Em sua avaliação é preciso criar uma secretaria concentrada em planejar a cidade de forma global e buscar recursos para executar os projetos. O urbanista acredita que as soluções técnicas já são conhecidas e adverte para o abandono de algumas estratégias bem sucedidas, como as escadas drenantes projetadas por João Filgueiras, mais conhecido como Lelé. Nestas escadas, a água corria por baixo da estrutura para os pedestres, evitando as “cachoeiras” formadas em escadas comuns quando chove.
Manutenção e descarte correto de resíduos previnem alagamentos
Casas e ruas alagadas são outros pontos críticos nos dias de chuva intensa. Na última terça-feira, mesmo com um volume menor do que o registrado nos dias de pico de abril, a água tomou conta da Avenida San Martin, e vias do Uruguai e de São Cristóvão, entre outros pontos. Para evitar essas ocorrências, os sistemas de drenagem precisam ter capacidade adequada, além de receber manutenção contínua.
Responsável pelos serviços de desobstrução e recuperação das redes de drenagem, limpeza de canais e bocas de lobo, contemplando a micro e macrodrenagem, a Secretaria de Manutenção (Seman) informa que reforça a equipe durante o período de chuvas (abril a junho), garantindo efetivo para atendimento emergencial 24 horas por dia.

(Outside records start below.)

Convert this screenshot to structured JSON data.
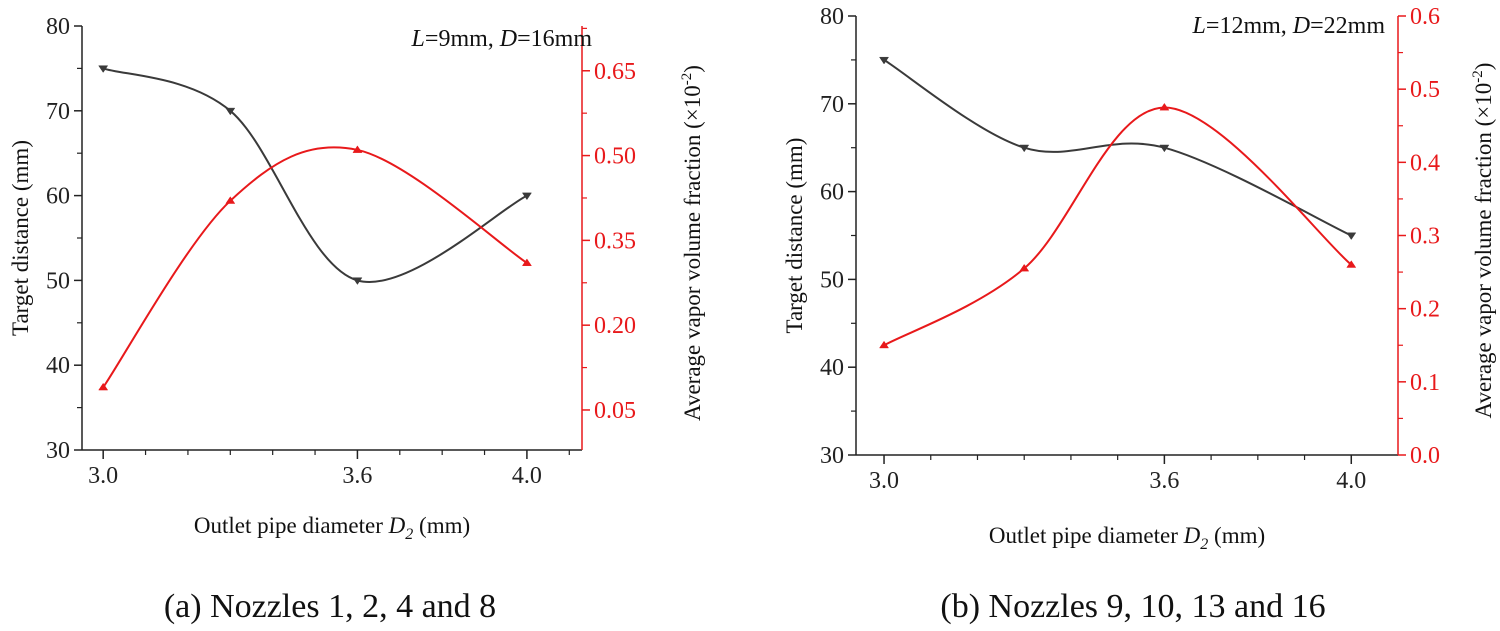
{
  "colors": {
    "series_black": "#3a3a3a",
    "series_red": "#e8191b",
    "axis": "#222222"
  },
  "chart_data": [
    {
      "type": "line",
      "id": "a",
      "caption": "(a) Nozzles 1, 2, 4 and 8",
      "annotation": {
        "L": "L",
        "L_value": "=9mm, ",
        "D": "D",
        "D_value": "=16mm"
      },
      "xlabel": {
        "text": "Outlet pipe  diameter ",
        "var": "D",
        "sub": "2",
        "unit": " (mm)"
      },
      "ylabel_left": "Target distance (mm)",
      "ylabel_right": {
        "text": "Average vapor volume fraction (×10",
        "sup": "-2",
        "close": ")"
      },
      "xlim": [
        2.95,
        4.13
      ],
      "x_ticks": [
        3.0,
        3.6,
        4.0
      ],
      "x_tick_labels": [
        "3.0",
        "3.6",
        "4.0"
      ],
      "x_minor_ticks": [
        3.1,
        3.2,
        3.3,
        3.4,
        3.5,
        3.7,
        3.8,
        3.9,
        4.1
      ],
      "ylim_left": [
        30,
        80
      ],
      "y_left_ticks": [
        30,
        40,
        50,
        60,
        70,
        80
      ],
      "y_left_tick_labels": [
        "30",
        "40",
        "50",
        "60",
        "70",
        "80"
      ],
      "ylim_right": [
        -0.0208,
        0.7292
      ],
      "y_right_ticks": [
        0.05,
        0.2,
        0.35,
        0.5,
        0.65
      ],
      "y_right_tick_labels": [
        "0.05",
        "0.20",
        "0.35",
        "0.50",
        "0.65"
      ],
      "x": [
        3.0,
        3.3,
        3.6,
        4.0
      ],
      "series": [
        {
          "name": "Target distance",
          "axis": "left",
          "color": "#3a3a3a",
          "marker": "down-triangle",
          "values": [
            75,
            70,
            50,
            60
          ]
        },
        {
          "name": "Average vapor volume fraction",
          "axis": "right",
          "color": "#e8191b",
          "marker": "up-triangle",
          "values": [
            0.09,
            0.42,
            0.51,
            0.31
          ]
        }
      ]
    },
    {
      "type": "line",
      "id": "b",
      "caption": "(b) Nozzles 9, 10, 13 and 16",
      "annotation": {
        "L": "L",
        "L_value": "=12mm, ",
        "D": "D",
        "D_value": "=22mm"
      },
      "xlabel": {
        "text": "Outlet pipe  diameter ",
        "var": "D",
        "sub": "2",
        "unit": " (mm)"
      },
      "ylabel_left": "Target distance (mm)",
      "ylabel_right": {
        "text": "Average vapor volume fraction (×10",
        "sup": "-2",
        "close": ")"
      },
      "xlim": [
        2.94,
        4.1
      ],
      "x_ticks": [
        3.0,
        3.6,
        4.0
      ],
      "x_tick_labels": [
        "3.0",
        "3.6",
        "4.0"
      ],
      "x_minor_ticks": [
        3.1,
        3.2,
        3.3,
        3.4,
        3.5,
        3.7,
        3.8,
        3.9
      ],
      "ylim_left": [
        30,
        80
      ],
      "y_left_ticks": [
        30,
        40,
        50,
        60,
        70,
        80
      ],
      "y_left_tick_labels": [
        "30",
        "40",
        "50",
        "60",
        "70",
        "80"
      ],
      "ylim_right": [
        0,
        0.6
      ],
      "y_right_ticks": [
        0.0,
        0.1,
        0.2,
        0.3,
        0.4,
        0.5,
        0.6
      ],
      "y_right_tick_labels": [
        "0.0",
        "0.1",
        "0.2",
        "0.3",
        "0.4",
        "0.5",
        "0.6"
      ],
      "x": [
        3.0,
        3.3,
        3.6,
        4.0
      ],
      "series": [
        {
          "name": "Target distance",
          "axis": "left",
          "color": "#3a3a3a",
          "marker": "down-triangle",
          "values": [
            75,
            65,
            65,
            55
          ]
        },
        {
          "name": "Average vapor volume fraction",
          "axis": "right",
          "color": "#e8191b",
          "marker": "up-triangle",
          "values": [
            0.15,
            0.255,
            0.475,
            0.26
          ]
        }
      ]
    }
  ]
}
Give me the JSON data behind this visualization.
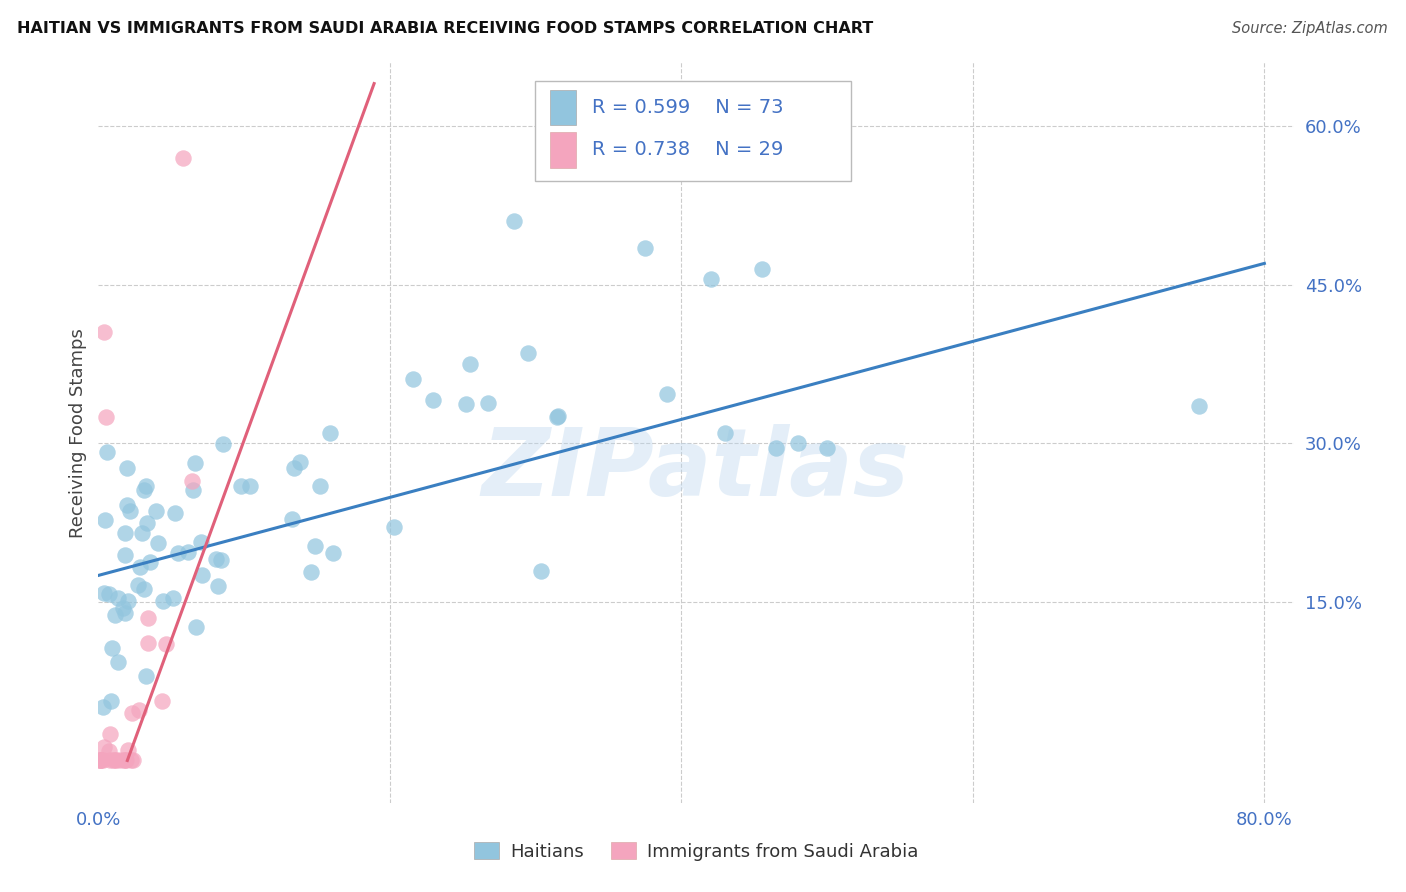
{
  "title": "HAITIAN VS IMMIGRANTS FROM SAUDI ARABIA RECEIVING FOOD STAMPS CORRELATION CHART",
  "source": "Source: ZipAtlas.com",
  "ylabel": "Receiving Food Stamps",
  "watermark": "ZIPatlas",
  "xlim": [
    0.0,
    0.82
  ],
  "ylim": [
    -0.04,
    0.66
  ],
  "ytick_right": [
    0.15,
    0.3,
    0.45,
    0.6
  ],
  "ytick_right_labels": [
    "15.0%",
    "30.0%",
    "45.0%",
    "60.0%"
  ],
  "xtick_vals": [
    0.0,
    0.2,
    0.4,
    0.6,
    0.8
  ],
  "xtick_labels": [
    "0.0%",
    "",
    "",
    "",
    "80.0%"
  ],
  "blue_color": "#92c5de",
  "pink_color": "#f4a5be",
  "blue_line_color": "#3a7fc1",
  "pink_line_color": "#e0607a",
  "blue_R": 0.599,
  "blue_N": 73,
  "pink_R": 0.738,
  "pink_N": 29,
  "blue_legend": "Haitians",
  "pink_legend": "Immigrants from Saudi Arabia",
  "background_color": "#ffffff",
  "grid_color": "#cccccc",
  "title_color": "#111111",
  "right_tick_color": "#4472c4",
  "bottom_tick_color": "#4472c4",
  "blue_trend_x0": 0.0,
  "blue_trend_x1": 0.8,
  "blue_trend_y0": 0.175,
  "blue_trend_y1": 0.47,
  "pink_slope": 3.78,
  "pink_intercept": -0.075
}
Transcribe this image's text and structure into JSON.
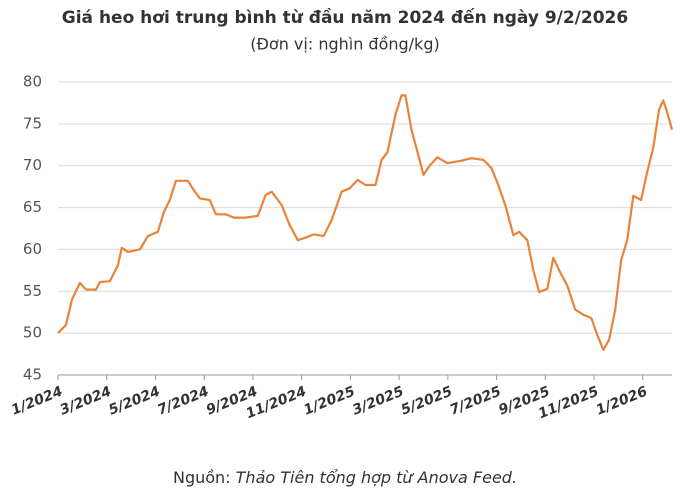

Em relação às bocas de lobo, parte da microdrenagem, o secretário da Seman, Lázaro Jezler, comenta “normalmente ficam cheias, seja de sedimentos, terra, lixo mesmo, plástico, então a gente faz a manutenção preventiva dessa rede, desobstruindo durante todo o ano, e na operação chuva a gente intensifica essas ações”. Destacando a importância desse trabalho para que a “água da chuva possa escoar com mais facilidade”.
Na Rua Voluntários da Pátria, no Lobato, Silvaneide de Anunciação de Jesus, 47 anos, se queixa especialmente dos alagamentos e da retenção de água da chuva em alguns pontos. Ao lado da via para carros, ela mostra uma valeta para escoamento que teria sido feita pelos próprios moradores, e pouco metros adiante há um córrego margeando uma sequência de casas.
Os córregos, rios e canais compõem o sistema de macrodrenagem, no qual a equipe encontra dois desafios destacados por Jezler: o desvio de esgoto doméstico para os rios e canais, e o descarte de colchões, fogões e sofás. “O destino dos entulhos e desses materiais é muito importante, porque isso acaba entupindo os canais, gera alagamento, o que vai prejudicar a própria população”.